Assessing Tuning Parameter Selection Variability in Penalized Regression

Technometrics. 2019;61(2):154-164. doi: 10.1080/00401706.2018.1513380. Epub 2018 Oct 31.

Abstract

Penalized regression methods that perform simultaneous model selection and estimation are ubiquitous in statistical modeling. The use of such methods is often unavoidable as manual inspection of all possible models quickly becomes intractable when there are more than a handful of predictors. However, automated methods usually fail to incorporate domain-knowledge, exploratory analyses, or other factors that might guide a more interactive model-building approach. A hybrid approach is to use penalized regression to identify a set of candidate models and then to use interactive model-building to examine this candidate set more closely.

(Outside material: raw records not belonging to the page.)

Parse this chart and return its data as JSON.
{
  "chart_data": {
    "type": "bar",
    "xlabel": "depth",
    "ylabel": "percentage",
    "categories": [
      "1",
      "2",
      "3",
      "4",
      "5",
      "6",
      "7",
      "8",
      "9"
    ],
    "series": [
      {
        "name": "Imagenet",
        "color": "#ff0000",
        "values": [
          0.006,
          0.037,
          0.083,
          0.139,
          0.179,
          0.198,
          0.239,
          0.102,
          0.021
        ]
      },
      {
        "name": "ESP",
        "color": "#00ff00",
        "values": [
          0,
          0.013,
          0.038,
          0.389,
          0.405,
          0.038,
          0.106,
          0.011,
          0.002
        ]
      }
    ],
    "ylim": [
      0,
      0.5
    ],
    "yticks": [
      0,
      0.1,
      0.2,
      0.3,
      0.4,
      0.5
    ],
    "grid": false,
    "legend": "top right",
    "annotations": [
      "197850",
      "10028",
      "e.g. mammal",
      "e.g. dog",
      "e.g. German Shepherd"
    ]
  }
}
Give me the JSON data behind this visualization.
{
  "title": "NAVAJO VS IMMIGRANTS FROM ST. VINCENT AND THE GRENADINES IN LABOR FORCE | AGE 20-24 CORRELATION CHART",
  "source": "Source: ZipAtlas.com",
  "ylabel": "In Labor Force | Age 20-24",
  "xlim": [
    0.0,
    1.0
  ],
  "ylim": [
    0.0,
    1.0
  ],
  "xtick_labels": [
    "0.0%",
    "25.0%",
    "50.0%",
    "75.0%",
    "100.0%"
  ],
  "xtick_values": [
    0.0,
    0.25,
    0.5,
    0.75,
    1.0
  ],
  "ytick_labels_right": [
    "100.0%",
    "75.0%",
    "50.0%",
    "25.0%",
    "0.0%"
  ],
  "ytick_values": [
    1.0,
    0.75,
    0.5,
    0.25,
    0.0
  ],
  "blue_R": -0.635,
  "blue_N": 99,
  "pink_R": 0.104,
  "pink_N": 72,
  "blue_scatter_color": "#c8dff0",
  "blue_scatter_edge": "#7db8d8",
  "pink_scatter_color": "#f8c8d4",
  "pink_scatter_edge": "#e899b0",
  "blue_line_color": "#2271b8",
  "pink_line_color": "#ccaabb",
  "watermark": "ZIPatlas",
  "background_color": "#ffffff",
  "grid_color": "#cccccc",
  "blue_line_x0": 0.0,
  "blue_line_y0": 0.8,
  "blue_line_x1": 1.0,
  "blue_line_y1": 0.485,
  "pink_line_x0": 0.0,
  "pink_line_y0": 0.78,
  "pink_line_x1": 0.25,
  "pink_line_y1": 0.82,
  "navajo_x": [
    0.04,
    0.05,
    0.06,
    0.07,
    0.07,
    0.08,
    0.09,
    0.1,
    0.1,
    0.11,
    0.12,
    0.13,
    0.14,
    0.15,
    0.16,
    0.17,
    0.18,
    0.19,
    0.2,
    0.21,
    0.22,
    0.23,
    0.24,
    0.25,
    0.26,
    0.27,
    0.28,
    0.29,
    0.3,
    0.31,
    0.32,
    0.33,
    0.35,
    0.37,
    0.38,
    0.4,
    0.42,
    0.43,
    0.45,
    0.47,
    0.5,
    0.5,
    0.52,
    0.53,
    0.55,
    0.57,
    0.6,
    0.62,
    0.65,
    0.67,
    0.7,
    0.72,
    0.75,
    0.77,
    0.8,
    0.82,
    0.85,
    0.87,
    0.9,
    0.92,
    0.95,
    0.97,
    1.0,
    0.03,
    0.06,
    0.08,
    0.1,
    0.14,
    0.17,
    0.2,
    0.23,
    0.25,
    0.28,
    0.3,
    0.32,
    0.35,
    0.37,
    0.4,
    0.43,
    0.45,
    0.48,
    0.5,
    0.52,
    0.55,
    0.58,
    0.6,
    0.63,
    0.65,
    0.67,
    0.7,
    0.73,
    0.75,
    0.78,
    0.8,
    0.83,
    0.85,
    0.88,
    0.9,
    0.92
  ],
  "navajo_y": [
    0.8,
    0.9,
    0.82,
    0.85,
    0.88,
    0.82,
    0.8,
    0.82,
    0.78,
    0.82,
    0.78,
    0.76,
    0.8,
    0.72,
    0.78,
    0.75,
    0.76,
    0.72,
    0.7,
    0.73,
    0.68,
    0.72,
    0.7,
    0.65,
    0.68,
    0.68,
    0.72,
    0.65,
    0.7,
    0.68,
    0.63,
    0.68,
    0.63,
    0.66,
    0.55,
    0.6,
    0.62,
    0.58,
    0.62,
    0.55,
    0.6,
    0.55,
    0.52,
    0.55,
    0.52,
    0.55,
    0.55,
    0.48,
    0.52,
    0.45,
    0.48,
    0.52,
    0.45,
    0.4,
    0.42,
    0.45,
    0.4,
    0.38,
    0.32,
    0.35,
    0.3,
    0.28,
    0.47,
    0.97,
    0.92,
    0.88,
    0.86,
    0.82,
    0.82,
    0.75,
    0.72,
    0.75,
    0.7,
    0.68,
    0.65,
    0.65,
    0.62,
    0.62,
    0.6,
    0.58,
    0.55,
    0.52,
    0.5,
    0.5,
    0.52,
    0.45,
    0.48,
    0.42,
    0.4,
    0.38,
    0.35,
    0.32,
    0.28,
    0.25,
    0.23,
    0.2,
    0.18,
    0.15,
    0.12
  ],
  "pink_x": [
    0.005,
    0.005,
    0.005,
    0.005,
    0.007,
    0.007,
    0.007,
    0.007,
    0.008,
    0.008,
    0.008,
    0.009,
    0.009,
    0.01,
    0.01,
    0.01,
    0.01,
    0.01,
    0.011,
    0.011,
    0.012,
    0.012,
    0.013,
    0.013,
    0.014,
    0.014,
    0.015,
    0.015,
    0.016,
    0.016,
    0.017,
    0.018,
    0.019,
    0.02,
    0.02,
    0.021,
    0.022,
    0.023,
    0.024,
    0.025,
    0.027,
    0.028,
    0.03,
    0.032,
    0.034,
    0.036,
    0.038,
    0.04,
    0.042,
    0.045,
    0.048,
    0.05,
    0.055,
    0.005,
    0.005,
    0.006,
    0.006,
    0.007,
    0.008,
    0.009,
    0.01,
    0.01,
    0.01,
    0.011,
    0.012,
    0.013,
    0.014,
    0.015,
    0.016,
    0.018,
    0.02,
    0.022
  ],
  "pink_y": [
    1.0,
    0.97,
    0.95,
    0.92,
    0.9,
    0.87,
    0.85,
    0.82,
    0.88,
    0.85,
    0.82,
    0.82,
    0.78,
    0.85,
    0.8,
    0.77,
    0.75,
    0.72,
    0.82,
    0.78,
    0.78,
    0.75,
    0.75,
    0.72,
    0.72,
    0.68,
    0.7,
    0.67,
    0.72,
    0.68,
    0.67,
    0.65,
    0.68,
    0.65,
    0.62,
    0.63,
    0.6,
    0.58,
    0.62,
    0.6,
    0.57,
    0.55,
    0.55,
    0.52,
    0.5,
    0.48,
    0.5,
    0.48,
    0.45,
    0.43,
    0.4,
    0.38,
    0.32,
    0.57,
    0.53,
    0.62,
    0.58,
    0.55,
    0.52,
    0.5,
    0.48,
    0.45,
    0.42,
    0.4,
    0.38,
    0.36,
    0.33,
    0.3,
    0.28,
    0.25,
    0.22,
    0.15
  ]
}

To identify a set of candidate models, we derive point and interval estimators of the probability that each model along a solution path will minimize a given model selection criterion, for example, Akaike information criterion, Bayesian information criterion (AIC, BIC), etc., conditional on the observed solution path. Then models with a high probability of selection are considered for further examination. Thus, the proposed methodology attempts to strike a balance between algorithmic modeling approaches that are computationally efficient but fail to incorporate expert knowledge, and interactive modeling approaches that are labor intensive but informed by experience, intuition, and domain knowledge. Supplementary materials for this article are available online.

Keywords: Conditional distribution; Lasso; Prediction sets.